Meanwhile, officials were bracing for the possibility that WikiLeaks may release yet another cache of leaked United States government documents — this set pertaining to Guantánamo detainees.
After a Reuters article reported that WikiLeaks has the files of every Guantánamo detainee, a government official told The Times that the government believed the claim was correct and that it referred to a set of nearly 800 detainee “threat assessment” files compiled by the Pentagon during the Bush administration.
In 2009, national-security officials re-assessed the 240 remaining detainees, vetting the military’s files against information collected by intelligence and law-enforcement agencies. The newer assessments, however, were not put into the computer system from which the leaked documents are believed to have been downloaded.

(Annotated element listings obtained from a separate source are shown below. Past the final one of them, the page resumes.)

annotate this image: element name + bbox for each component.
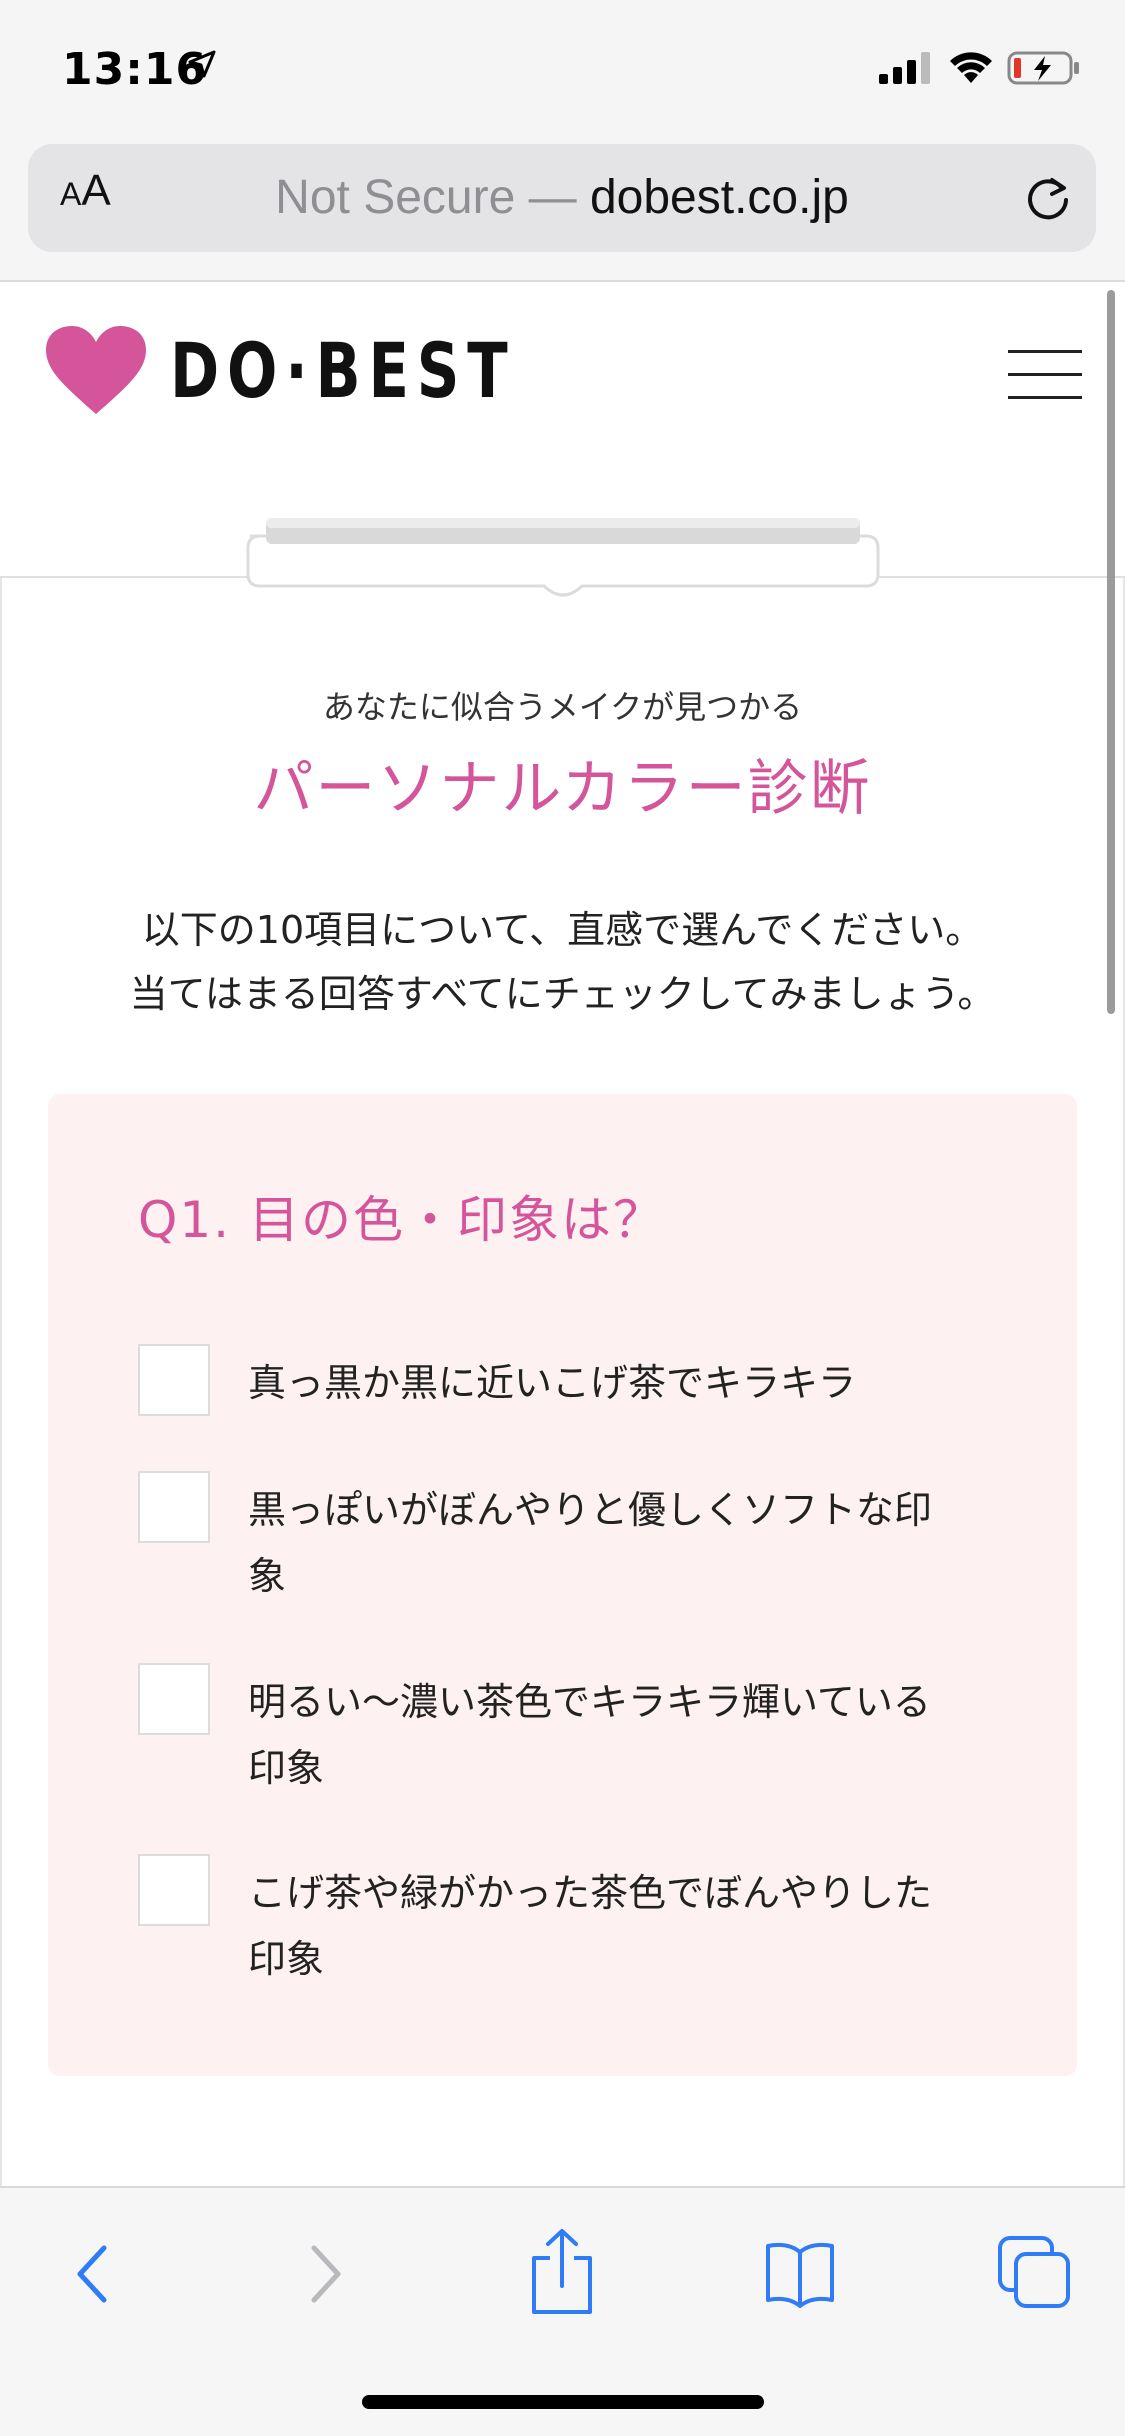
heart-logo-icon[interactable] <box>44 324 148 420</box>
option-3[interactable]: 明るい〜濃い茶色でキラキラ輝いている印象 <box>138 1663 978 1801</box>
address-bar[interactable]: AA Not Secure — dobest.co.jp <box>28 144 1096 252</box>
option-4-label[interactable]: こげ茶や緑がかった茶色でぼんやりした印象 <box>248 1860 948 1992</box>
status-icons <box>879 50 1081 86</box>
hamburger-menu-icon[interactable] <box>1008 350 1082 402</box>
site-header: DO·BEST <box>0 284 1125 464</box>
page-title: パーソナルカラー診断 <box>253 754 872 824</box>
option-4-checkbox[interactable] <box>138 1854 210 1926</box>
logo-text[interactable]: DO·BEST <box>170 326 516 415</box>
option-4[interactable]: こげ茶や緑がかった茶色でぼんやりした印象 <box>138 1854 978 1992</box>
tabs-icon[interactable] <box>996 2234 1072 2314</box>
browser-address-area: AA Not Secure — dobest.co.jp <box>0 140 1125 282</box>
back-icon[interactable] <box>68 2234 114 2318</box>
reload-icon[interactable] <box>1022 172 1074 228</box>
share-icon[interactable] <box>528 2228 596 2320</box>
option-3-label[interactable]: 明るい〜濃い茶色でキラキラ輝いている印象 <box>248 1669 948 1801</box>
intro-line-2: 当てはまる回答すべてにチェックしてみましょう。 <box>129 972 996 1016</box>
intro-text: 以下の10項目について、直感で選んでください。 当てはまる回答すべてにチェックし… <box>0 898 1125 1026</box>
clipboard-clip-icon <box>238 500 888 624</box>
home-indicator[interactable] <box>362 2395 764 2409</box>
question-title: Q1. 目の色・印象は？ <box>138 1191 665 1249</box>
forward-icon[interactable] <box>302 2234 348 2318</box>
option-1-checkbox[interactable] <box>138 1344 210 1416</box>
page-subtitle: あなたに似合うメイクが見つかる <box>322 688 803 726</box>
intro-line-1: 以下の10項目について、直感で選んでください。 <box>141 908 984 952</box>
domain-label: dobest.co.jp <box>589 171 849 224</box>
url-display[interactable]: Not Secure — dobest.co.jp <box>28 170 1096 225</box>
status-time: 13:16 <box>62 44 208 95</box>
location-arrow-icon <box>188 50 216 82</box>
option-1-label[interactable]: 真っ黒か黒に近いこげ茶でキラキラ <box>248 1350 948 1416</box>
option-2-label[interactable]: 黒っぽいがぼんやりと優しくソフトな印象 <box>248 1477 948 1609</box>
bookmarks-icon[interactable] <box>764 2238 836 2312</box>
status-bar: 13:16 <box>0 0 1125 140</box>
cellular-signal-icon <box>879 52 930 84</box>
wifi-icon <box>950 52 992 83</box>
option-3-checkbox[interactable] <box>138 1663 210 1735</box>
option-2[interactable]: 黒っぽいがぼんやりと優しくソフトな印象 <box>138 1471 978 1609</box>
scroll-indicator[interactable] <box>1107 290 1115 1014</box>
security-label: Not Secure — <box>275 171 577 224</box>
option-2-checkbox[interactable] <box>138 1471 210 1543</box>
option-1[interactable]: 真っ黒か黒に近いこげ茶でキラキラ <box>138 1344 978 1416</box>
battery-charging-icon <box>1007 51 1079 85</box>
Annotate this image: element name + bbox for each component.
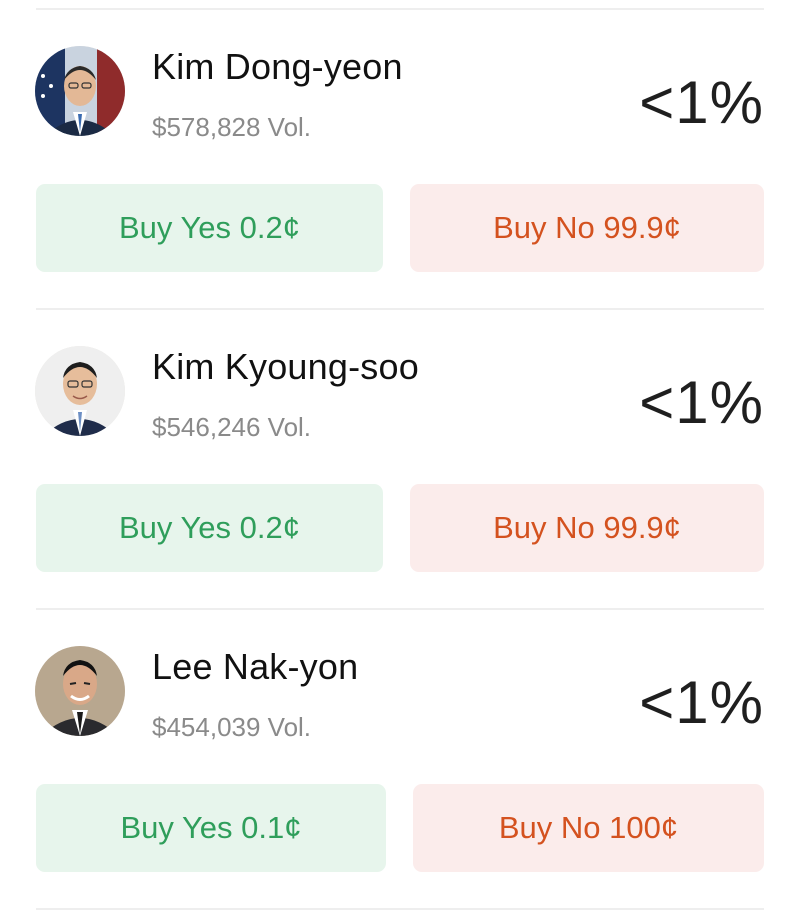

When Reuters reported this a few days ago, I hoped it wasn't true. I guess it was--or, at least, that the administration believes it. It will be devastating for the current administration if it happens. But one group of people who should be at least as nervous about this prospect as Obama administration officials is former officials from the Bush administration. After all, they released and transferred more than 530 detainees--some of whose threat assessments will not be pretty documents. Because the major bulk releases, particularly of Saudis, were done under the last administration, not this one, there are undoubtedly a lot of people in there who--were I a threat assessor--would merit a pretty downbeat report. I guarantee one thing: If this material becomes public, releasing people from detention will become as hard as not releasing people from detention. Maybe it already is.